Mostly, it is only a mis-identification. But in turn, it does not satisfy me and so I break out into a dead run, looking frantically everywhere for something else that might fill that little void in me. I have lost my way, and I am running faster again.

Juxtaposed against this hurried life, is the overwhelming peace that I find, when I come to The Lord. When I shut everything else out, all the noise, all the opinions, all the negativity.

When I simply come to Him. 

It is there my heart finds peace and great contentment. In the words of scripture. In an honest prayer.

"Be still, and know that I am God." -Psalm 46:10

May you find the courage to choose to slow down, when you feel like breaking into a run. And may you find that kind of peace, that surpasses all understanding.



Wednesday, February 4, 2015

Messing Up....Again

Do you ever have days when it seems like you just can't break the cycle of "messing up"?

When the pan of rice crispy treats literally creates inner dialogues battling in your brain?

Or the bank account screen has you holding your breath and when it loads, you literally feel sharp pains in your bowels because you overspent again?

Life can be a series of daily mistakes or messing up on the goals you've set for yourself, or even worse- messing up on living the life God wants you to live.

It is hard to always, everyday, every moment live the scrupulous life you were called to.

I get it. Like five minutes ago when I ate that rice crispy treat. Annnnnd, I'm on a weight loss challenge for the next 6 weeks.

Here is the good news:

"God is sheer mercy and grace; not easily angered, he’s rich in love. He doesn’t endlessly nag and scold, nor hold grudges forever. He doesn’t treat us as our sins deserve, nor pay us back in full for our wrongs. As high as heaven is over the earth, so strong is his love to those who fear him. And as far as sunrise is from sunset, he has separated us from our sins."   Psalm 103:8-11 The Message

Let's live a lifestyle of grace, not only with others, but also with ourselves.

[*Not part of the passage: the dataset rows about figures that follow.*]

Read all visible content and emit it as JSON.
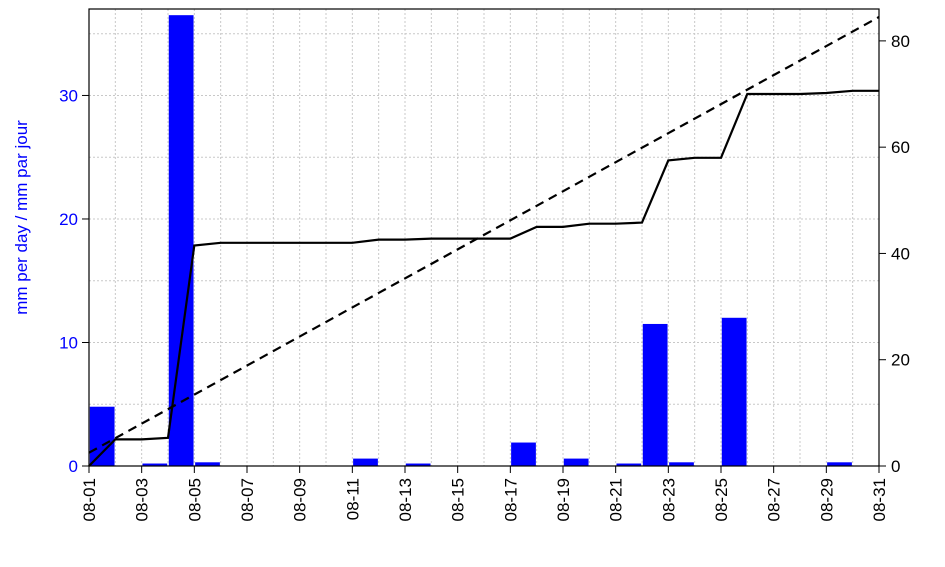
{
  "chart_data": {
    "type": "bar",
    "title": "",
    "ylabel_left": "mm per day / mm par jour",
    "ylabel_right": "",
    "colors": {
      "bars": "#0000ff",
      "left_axis_text": "#0000ff",
      "lines": "#000000",
      "grid": "#c8c8c8"
    },
    "grid": true,
    "x_tick_labels": [
      "08-01",
      "08-03",
      "08-05",
      "08-07",
      "08-09",
      "08-11",
      "08-13",
      "08-15",
      "08-17",
      "08-19",
      "08-21",
      "08-23",
      "08-25",
      "08-27",
      "08-29",
      "08-31"
    ],
    "y_left_ticks": [
      0,
      10,
      20,
      30
    ],
    "y_right_ticks": [
      0,
      20,
      40,
      60,
      80
    ],
    "ylim_left": [
      0,
      37
    ],
    "ylim_right": [
      0,
      86
    ],
    "xlim_days": [
      1,
      31
    ],
    "bars": [
      {
        "day": 1.5,
        "value": 4.8
      },
      {
        "day": 3.5,
        "value": 0.2
      },
      {
        "day": 4.5,
        "value": 36.5
      },
      {
        "day": 5.5,
        "value": 0.3
      },
      {
        "day": 11.5,
        "value": 0.6
      },
      {
        "day": 13.5,
        "value": 0.2
      },
      {
        "day": 17.5,
        "value": 1.9
      },
      {
        "day": 19.5,
        "value": 0.6
      },
      {
        "day": 21.5,
        "value": 0.2
      },
      {
        "day": 22.5,
        "value": 11.5
      },
      {
        "day": 23.5,
        "value": 0.3
      },
      {
        "day": 25.5,
        "value": 12.0
      },
      {
        "day": 29.5,
        "value": 0.3
      }
    ],
    "series": [
      {
        "style": "solid",
        "axis": "right",
        "points": [
          [
            1,
            0
          ],
          [
            2,
            5
          ],
          [
            3,
            5
          ],
          [
            4,
            5.3
          ],
          [
            5,
            41.5
          ],
          [
            6,
            42
          ],
          [
            7,
            42
          ],
          [
            8,
            42
          ],
          [
            9,
            42
          ],
          [
            10,
            42
          ],
          [
            11,
            42
          ],
          [
            12,
            42.6
          ],
          [
            13,
            42.6
          ],
          [
            14,
            42.8
          ],
          [
            15,
            42.8
          ],
          [
            16,
            42.8
          ],
          [
            17,
            42.8
          ],
          [
            18,
            45
          ],
          [
            19,
            45
          ],
          [
            20,
            45.6
          ],
          [
            21,
            45.6
          ],
          [
            22,
            45.8
          ],
          [
            23,
            57.5
          ],
          [
            24,
            58
          ],
          [
            25,
            58
          ],
          [
            26,
            70
          ],
          [
            27,
            70
          ],
          [
            28,
            70
          ],
          [
            29,
            70.2
          ],
          [
            30,
            70.6
          ],
          [
            31,
            70.6
          ]
        ]
      },
      {
        "style": "dashed",
        "axis": "right",
        "points": [
          [
            1,
            2.5
          ],
          [
            31,
            84.5
          ]
        ]
      }
    ]
  }
}
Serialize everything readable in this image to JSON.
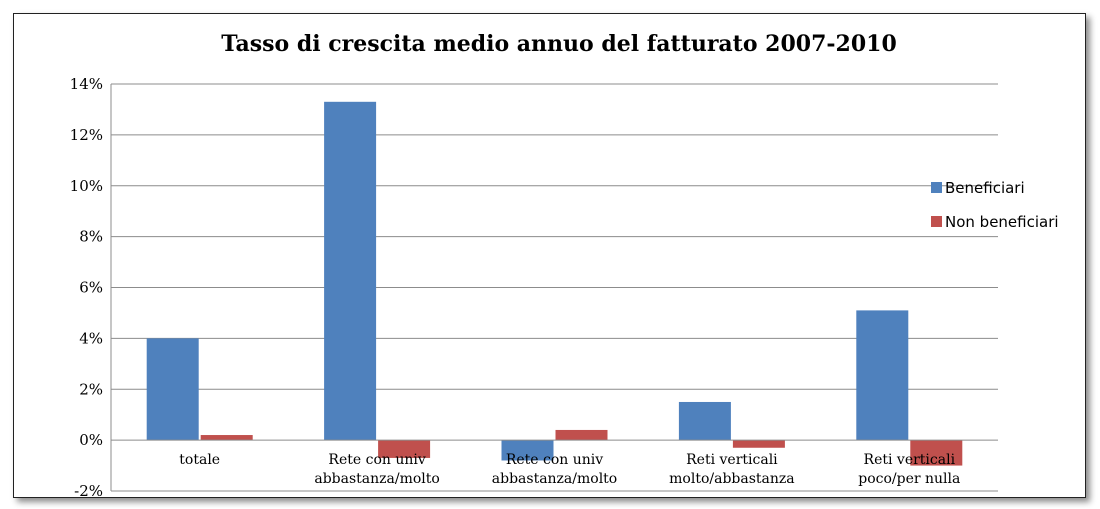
{
  "chart_data": {
    "type": "bar",
    "title": "Tasso di crescita medio annuo del fatturato 2007-2010",
    "categories": [
      [
        "totale"
      ],
      [
        "Rete con univ",
        "abbastanza/molto"
      ],
      [
        "Rete con univ",
        "abbastanza/molto"
      ],
      [
        "Reti verticali",
        "molto/abbastanza"
      ],
      [
        "Reti verticali",
        "poco/per nulla"
      ]
    ],
    "series": [
      {
        "name": "Beneficiari",
        "color": "#4F81BD",
        "values": [
          4.0,
          13.3,
          -0.8,
          1.5,
          5.1
        ]
      },
      {
        "name": "Non beneficiari",
        "color": "#C0504D",
        "values": [
          0.2,
          -0.7,
          0.4,
          -0.3,
          -1.0
        ]
      }
    ],
    "ylim": [
      -2,
      14
    ],
    "yticks": [
      "14%",
      "12%",
      "10%",
      "8%",
      "6%",
      "4%",
      "2%",
      "0%",
      "-2%"
    ],
    "ytick_values": [
      14,
      12,
      10,
      8,
      6,
      4,
      2,
      0,
      -2
    ],
    "grid": true,
    "legend_position": "right"
  }
}
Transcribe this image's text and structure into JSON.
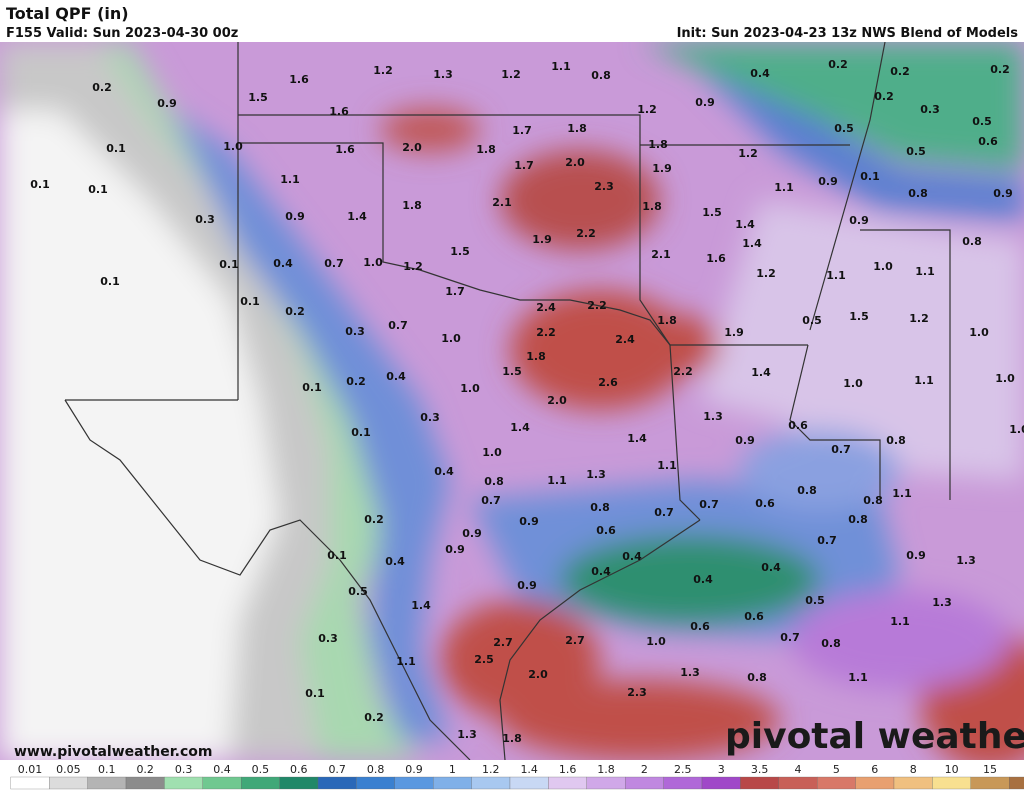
{
  "header": {
    "title": "Total QPF (in)",
    "valid": "F155 Valid: Sun 2023-04-30 00z",
    "init": "Init: Sun 2023-04-23 13z NWS Blend of Models"
  },
  "map": {
    "labels": [
      "0.2",
      "0.9",
      "1.5",
      "1.6",
      "1.2",
      "1.3",
      "1.2",
      "1.1",
      "0.8",
      "0.4",
      "0.2",
      "0.2",
      "0.2",
      "1.6",
      "1.2",
      "0.9",
      "0.2",
      "0.3",
      "0.5",
      "0.1",
      "1.0",
      "1.6",
      "2.0",
      "1.8",
      "1.7",
      "1.8",
      "1.8",
      "0.5",
      "0.5",
      "0.6",
      "1.2",
      "1.7",
      "2.0",
      "1.9",
      "0.1",
      "0.1",
      "1.1",
      "2.3",
      "1.1",
      "0.9",
      "0.1",
      "0.8",
      "0.9",
      "0.3",
      "0.9",
      "1.4",
      "1.8",
      "2.1",
      "1.8",
      "1.5",
      "1.4",
      "0.9",
      "1.9",
      "2.2",
      "1.4",
      "0.8",
      "0.1",
      "0.4",
      "0.7",
      "1.0",
      "1.2",
      "1.5",
      "2.1",
      "1.6",
      "1.2",
      "1.1",
      "1.0",
      "1.1",
      "0.1",
      "1.7",
      "0.1",
      "0.2",
      "2.4",
      "2.2",
      "1.8",
      "1.9",
      "0.5",
      "1.5",
      "1.2",
      "1.0",
      "0.3",
      "0.7",
      "1.0",
      "2.2",
      "2.4",
      "1.8",
      "1.5",
      "2.2",
      "1.4",
      "0.2",
      "0.4",
      "0.1",
      "2.6",
      "1.0",
      "1.1",
      "1.0",
      "1.0",
      "2.0",
      "0.3",
      "1.3",
      "0.6",
      "1.4",
      "1.4",
      "0.1",
      "0.9",
      "0.7",
      "0.8",
      "1.0",
      "1.0",
      "0.4",
      "1.1",
      "1.1",
      "1.3",
      "0.8",
      "0.7",
      "0.8",
      "0.7",
      "0.7",
      "0.6",
      "0.8",
      "0.8",
      "1.1",
      "0.2",
      "0.9",
      "0.8",
      "0.9",
      "0.6",
      "0.7",
      "0.1",
      "0.9",
      "0.4",
      "0.9",
      "1.3",
      "0.4",
      "0.4",
      "0.4",
      "0.4",
      "0.9",
      "0.5",
      "1.4",
      "0.5",
      "1.3",
      "0.6",
      "0.6",
      "1.1",
      "0.3",
      "2.7",
      "2.7",
      "1.0",
      "0.7",
      "0.8",
      "1.1",
      "2.5",
      "2.0",
      "1.3",
      "0.8",
      "1.1",
      "0.1",
      "2.3",
      "0.2",
      "1.3",
      "1.8"
    ]
  },
  "footer": {
    "website": "www.pivotalweather.com",
    "logo": "pivotal weather"
  },
  "colorbar": {
    "labels": [
      "0.01",
      "0.05",
      "0.1",
      "0.2",
      "0.3",
      "0.4",
      "0.5",
      "0.6",
      "0.7",
      "0.8",
      "0.9",
      "1",
      "1.2",
      "1.4",
      "1.6",
      "1.8",
      "2",
      "2.5",
      "3",
      "3.5",
      "4",
      "5",
      "6",
      "8",
      "10",
      "15"
    ]
  }
}
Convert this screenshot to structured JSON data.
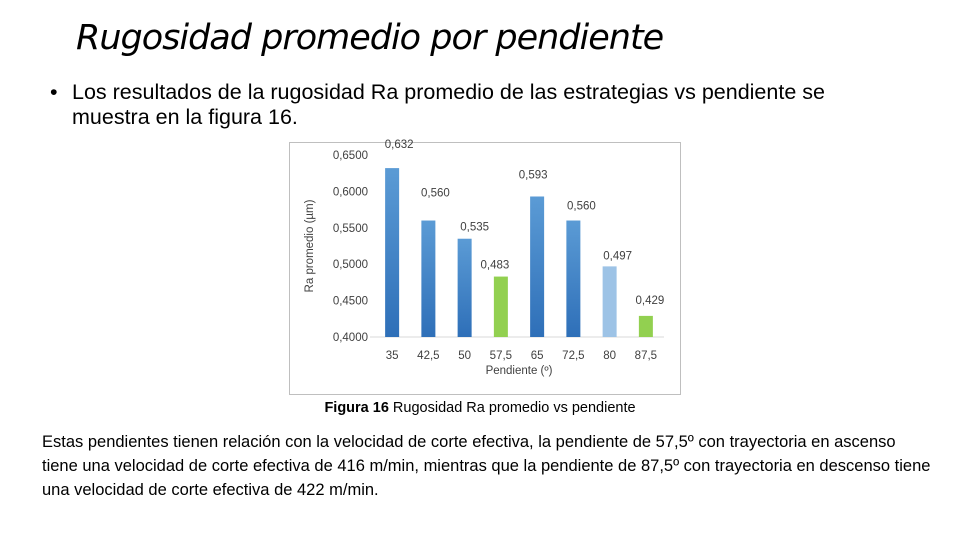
{
  "slide": {
    "title": "Rugosidad promedio por pendiente",
    "bullet_symbol": "•",
    "bullet_text": "Los resultados de la rugosidad Ra promedio de las estrategias vs pendiente se muestra en la figura 16.",
    "caption_label": "Figura 16",
    "caption_text": " Rugosidad Ra promedio vs pendiente",
    "paragraph": "Estas pendientes tienen relación con la velocidad de corte efectiva, la pendiente de 57,5º con trayectoria en ascenso tiene una velocidad de corte efectiva de 416 m/min, mientras que la pendiente de 87,5º con trayectoria en descenso tiene una velocidad de corte efectiva de 422 m/min."
  },
  "chart_data": {
    "type": "bar",
    "title": "",
    "xlabel": "Pendiente (º)",
    "ylabel": "Ra promedio (µm)",
    "ylim": [
      0.4,
      0.65
    ],
    "yticks": [
      0.4,
      0.45,
      0.5,
      0.55,
      0.6,
      0.65
    ],
    "ytick_labels": [
      "0,4000",
      "0,4500",
      "0,5000",
      "0,5500",
      "0,6000",
      "0,6500"
    ],
    "categories": [
      "35",
      "42,5",
      "50",
      "57,5",
      "65",
      "72,5",
      "80",
      "87,5"
    ],
    "values": [
      0.632,
      0.56,
      0.535,
      0.483,
      0.593,
      0.56,
      0.497,
      0.429
    ],
    "value_labels": [
      "0,632",
      "0,560",
      "0,535",
      "0,483",
      "0,593",
      "0,560",
      "0,497",
      "0,429"
    ],
    "bar_colors": [
      "#4a86c8",
      "#4a86c8",
      "#4a86c8",
      "#92d050",
      "#4a86c8",
      "#4a86c8",
      "#9dc3e6",
      "#92d050"
    ],
    "grid": false,
    "legend": "none"
  }
}
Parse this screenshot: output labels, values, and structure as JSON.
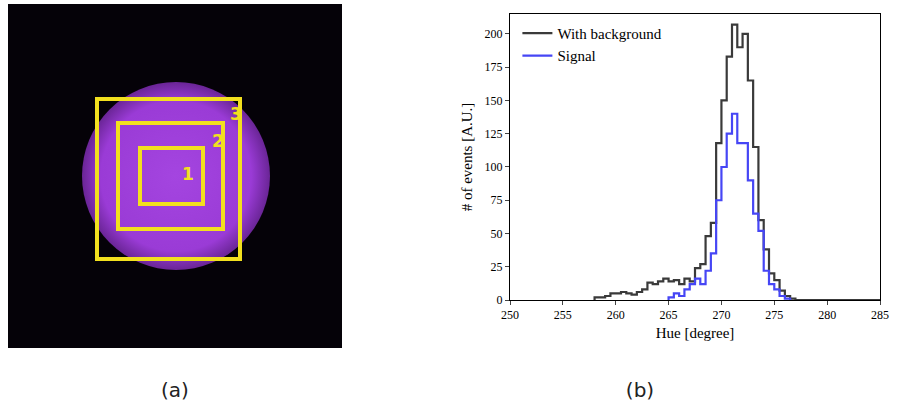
{
  "chart_data": {
    "type": "histogram",
    "x_label": "Hue [degree]",
    "y_label": "# of events [A.U.]",
    "xlim": [
      250,
      285
    ],
    "xticks": [
      250,
      255,
      260,
      265,
      270,
      275,
      280,
      285
    ],
    "ylim": [
      0,
      215
    ],
    "yticks": [
      0,
      25,
      50,
      75,
      100,
      125,
      150,
      175,
      200
    ],
    "legend": "upper left",
    "series": [
      {
        "name": "With background",
        "color": "#3a3a3a",
        "bins": [
          258,
          258.5,
          259,
          259.5,
          260,
          260.5,
          261,
          261.5,
          262,
          262.5,
          263,
          263.5,
          264,
          264.5,
          265,
          265.5,
          266,
          266.5,
          267,
          267.5,
          268,
          268.5,
          269,
          269.5,
          270,
          270.5,
          271,
          271.5,
          272,
          272.5,
          273,
          273.5,
          274,
          274.5,
          275,
          275.5,
          276,
          276.5,
          277,
          285
        ],
        "values": [
          2,
          2,
          3,
          5,
          5,
          6,
          5,
          4,
          6,
          8,
          13,
          12,
          14,
          16,
          14,
          15,
          12,
          16,
          14,
          24,
          27,
          48,
          58,
          118,
          150,
          183,
          207,
          190,
          200,
          165,
          115,
          60,
          38,
          20,
          15,
          7,
          3,
          1,
          0
        ]
      },
      {
        "name": "Signal",
        "color": "#4646f5",
        "bins": [
          265,
          265.5,
          266,
          266.5,
          267,
          267.5,
          268,
          268.5,
          269,
          269.5,
          270,
          270.5,
          271,
          271.5,
          272,
          272.5,
          273,
          273.5,
          274,
          274.5,
          275,
          275.5,
          276,
          276.5
        ],
        "values": [
          2,
          5,
          3,
          8,
          12,
          16,
          12,
          22,
          35,
          75,
          100,
          125,
          140,
          118,
          118,
          90,
          65,
          52,
          22,
          12,
          8,
          3,
          1
        ]
      }
    ]
  },
  "panel_a": {
    "label": "(a)",
    "box_labels": [
      "1",
      "2",
      "3"
    ]
  },
  "panel_b": {
    "label": "(b)"
  }
}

Saturday, January 24, 2015

Bone-Dry and Brittle:

Thoughts on Grief and Shame as a Mother

My forearms are resting on a cold marble table top. My laptop is opened up next to a small terra cotta pot with a charming chartreuse aloe plant spiking up, cheerily resting against the edge of the screen.
The smell of percolating coffee and the dull chatter envelopes me.

I am in the zone. I am out in the world, people.

I am also, alone.

I never thought I'd be so glad to say that. As a Mom of three young children under the age of five, I often go days (and sometimes nights) of constantly being around a small person. I am finding the time to just sit here and observe my surroundings, collect my thoughts, sip a frothy cappuccino and think to be heavenly.

This is a battle that I am always fighting. A battle to stand my ground. 

To scoop out a little piece of time like thick red clay, plop it on the table in front of me and sculpt for awhile. I'm rolling out the pieces. I pinch them off into little snakes and stick them on in different places, trying it out, studying its form and then smashing it again to start over. 

It doesn't really matter what I come up with.

  It matters that I have it in my hands. 

I've seen it too many times. A new Mom is overwhelmed by it all. She never imagined how she would have to give of her self every hour of everyday. She is swimming in it, overwhelmed and even, dare I say it, regretful? 

It's a horrible thing to say, but don't we feel it? Maybe its not so much regret, but more so grief

We are grieving the life we lost. The time we spent with our husbands. The time we spent on ourselves, filling up the bath tub and using the nice bath salts and (gasp) shaving our legs.

Welling up then, comes shame that we feel this grief.

So we smile and we wave and we bury it deep with every light-hearted comment of the wonders and delights of motherhood to the people doting over our beautiful babies. 

The truth is: we are not the best Mothers when we self-sacrifice to the point where we are bone-dry and brittle. 

So give up a little


Find some time to just sit and sculpt with your very own lump of clay. Even if you have to fight and muscle your way to scoop it out. Be a free Mommy that loves with fiery energy from within.